Several sent along Dr. Chamblee’s latest distance elixir, his 43rd pivot on a topic Golf Channel’s lead analyst has adopted to the detriment of his otherwise compelling analysis work. And it hasn’t even brought a certain Massachusetts advertiser back into the fold.

I won’t waste much time highlighting his view that you slow down home runs by raising the infield grass, but that is the case being made to deal with today’s absurd carry distances. But remember, these are back to back sentences as they appeared on GolfChannel.com:

But there is also a graph which shows, quite clearly, players’ increased visits to the fitness van plots the line of the increased yardage gained over the last 40 years. I’d argue that one could also make a graph where the increased driving distance, to some extent, corresponds to the decreased fairway heights, which over the last 30 years have come down from being cut at 3/4 of an inch, to now being cut at 3/16 of an inch.
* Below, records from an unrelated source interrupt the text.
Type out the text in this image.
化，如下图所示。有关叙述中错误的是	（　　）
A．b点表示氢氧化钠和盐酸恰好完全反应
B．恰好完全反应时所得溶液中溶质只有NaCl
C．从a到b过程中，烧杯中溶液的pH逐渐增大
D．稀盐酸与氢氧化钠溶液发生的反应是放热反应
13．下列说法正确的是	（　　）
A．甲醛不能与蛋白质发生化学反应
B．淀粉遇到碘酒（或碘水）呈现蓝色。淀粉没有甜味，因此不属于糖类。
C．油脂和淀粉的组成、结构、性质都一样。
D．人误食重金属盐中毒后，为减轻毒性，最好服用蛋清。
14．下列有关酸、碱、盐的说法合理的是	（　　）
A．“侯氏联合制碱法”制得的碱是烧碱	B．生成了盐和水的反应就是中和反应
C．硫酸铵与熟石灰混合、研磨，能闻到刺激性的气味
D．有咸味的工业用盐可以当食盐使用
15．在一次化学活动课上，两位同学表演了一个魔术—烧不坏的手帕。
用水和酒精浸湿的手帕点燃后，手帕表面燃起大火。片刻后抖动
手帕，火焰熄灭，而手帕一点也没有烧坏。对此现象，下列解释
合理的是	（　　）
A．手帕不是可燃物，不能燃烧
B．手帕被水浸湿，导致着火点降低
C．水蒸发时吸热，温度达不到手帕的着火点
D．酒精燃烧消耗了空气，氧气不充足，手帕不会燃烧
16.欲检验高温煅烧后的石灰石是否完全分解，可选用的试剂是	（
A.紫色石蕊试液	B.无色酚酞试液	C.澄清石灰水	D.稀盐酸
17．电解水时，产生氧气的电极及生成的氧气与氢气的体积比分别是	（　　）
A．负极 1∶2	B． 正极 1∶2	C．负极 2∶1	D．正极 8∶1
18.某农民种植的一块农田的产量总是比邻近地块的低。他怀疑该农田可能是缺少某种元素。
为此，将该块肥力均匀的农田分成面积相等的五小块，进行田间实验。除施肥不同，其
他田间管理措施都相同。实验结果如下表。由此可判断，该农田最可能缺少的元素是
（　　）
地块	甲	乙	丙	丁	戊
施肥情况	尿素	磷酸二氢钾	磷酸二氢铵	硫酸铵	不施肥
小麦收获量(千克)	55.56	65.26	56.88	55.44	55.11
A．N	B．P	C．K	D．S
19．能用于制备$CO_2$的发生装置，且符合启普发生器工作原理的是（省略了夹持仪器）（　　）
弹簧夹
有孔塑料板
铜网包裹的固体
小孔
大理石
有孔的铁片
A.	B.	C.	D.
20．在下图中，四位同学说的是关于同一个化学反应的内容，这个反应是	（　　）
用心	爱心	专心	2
Yes, you read correctly: he went from players going to fitness vans to get their distance gains “to some extent” corresponding with lowering mowing heights.

Actually, no extent.

There was also a whopper of a misrepresentation that might have been fact-checked if they hadn’t fired most of the editors. Chamblee’s claim of most fairways getting cut at 3/16th of an inch was refuted by the USGA’s Championship Agronomist on Twitter:

This was all really a roundabout way to point out that last weekend’s Sentry Tournament Of Some Champions was hard to watch. The views and whale shots were as spectacular as ever, but Kapalua’s Plantation course was a sponge.

A Coore-Crenshaw design to played on the ground with the ball running had taken on a lot of rain leading up to the tournament, hasn’t played faster after the renovation designed to help it do so, and therefore called on little creativity or shotmaking. It played longer, yes, but it was also tough to find remotely compelling.

Every course plays better firmer and faster. Harvesting rough, slowing down fairways and attempting to mute technology-fueled gains via agronomy is not only a woeful idea, it goes against the very soul of a game built on firm ground.

Does anyone want to sacrifice a core principle of golf to avoid taking 10% of carry away from 1000 golf pros? Trying to watch lush and lifeless Kapalua should give you the answer.